Is it wise to put the pergo floor in befor the interior walls? If so why?

Aerowood 11-19-2006 06:05 PM

The picture you are seeing is just the the plywood with several coats of gloss poly that I had left over from another project. I had tinted the poly with a light maple stain. The bottom looks just as good except for the knots.

Aerowood 11-27-2006 06:49 AM

update
 
I got the U channels all down (forgot to take camera) and replaced the rear doubler that was corroded so bad. I will start replacing the rear skins with a favorable weather forcast.

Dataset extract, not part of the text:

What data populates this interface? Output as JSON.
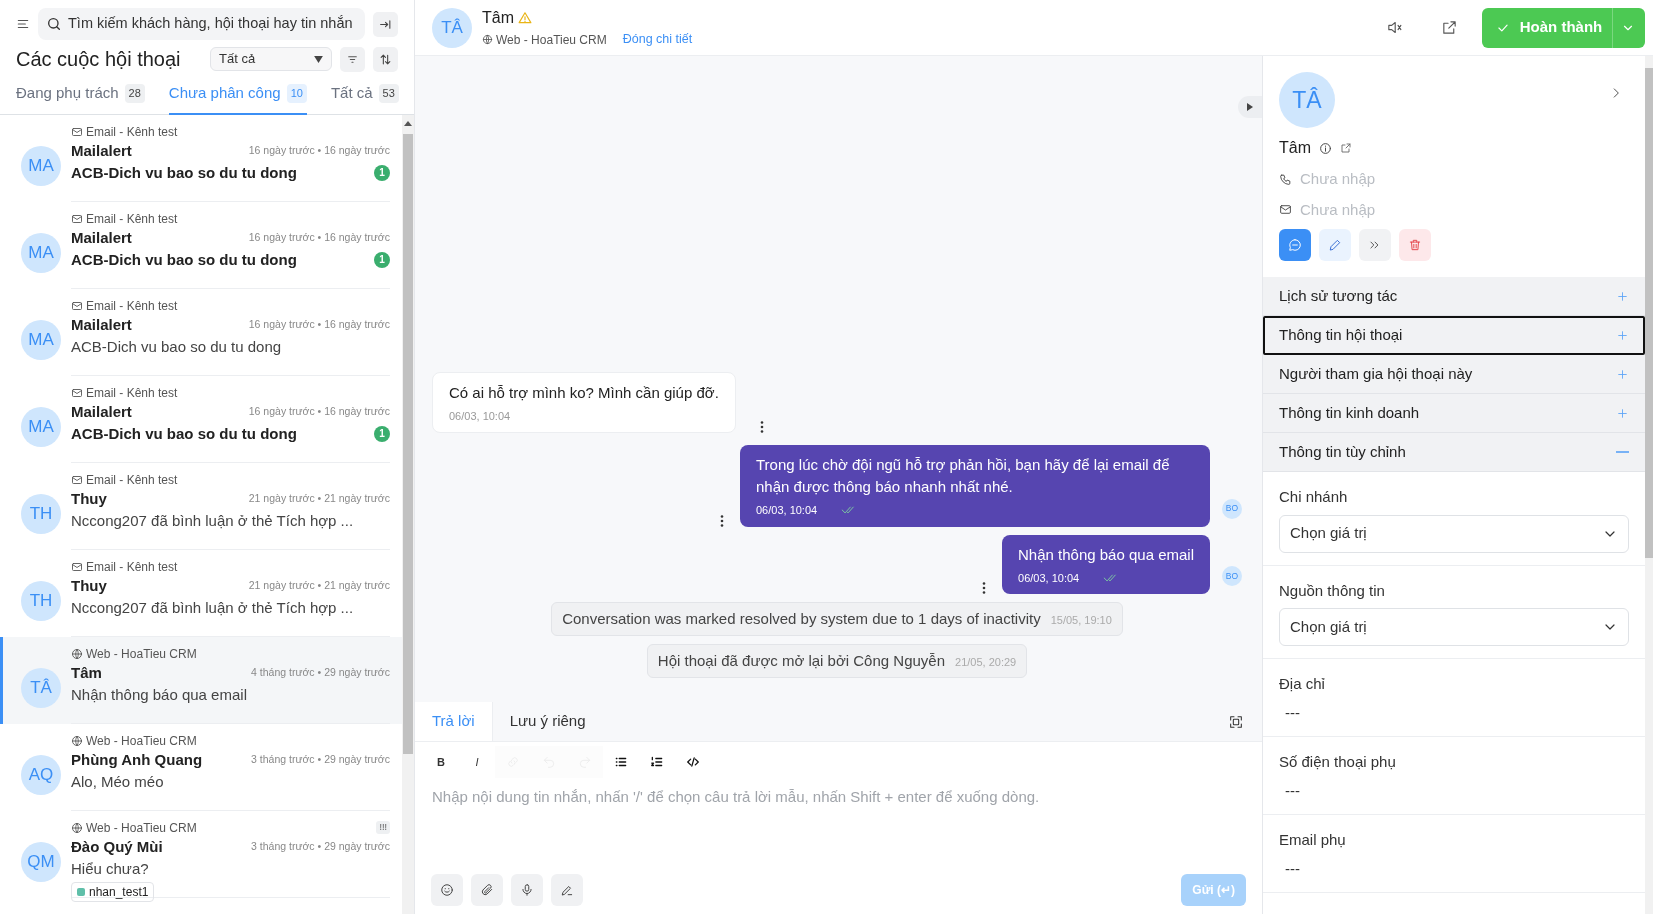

doorgunner 11-27-2006 11:38 AM

interior flush panels
 
I've also been considering flush joining interior skins. Was thinking of using Hysol to bond a backing strip on one panel and then flush rivets on the joining panel- fewer rivets. Or possibly nutplates(K-1000) with a finish washer and oval head screw in area's where I might desire an inspection plate or access to elect- etc. Nice Avitar- pretty cool flyin with the doors open. Tim

Aerowood 11-27-2006 12:52 PM

I was also thinking nutplates, but the dimpled style, and then dimpling the skin, but I haven't made up my mind yet. It would be alot of nutplates.. We fly with the back open alot, generally with satilite proof of concept instruments or in this case it was a prototype hurricane bouy that we launched into a lake in Oklahoma.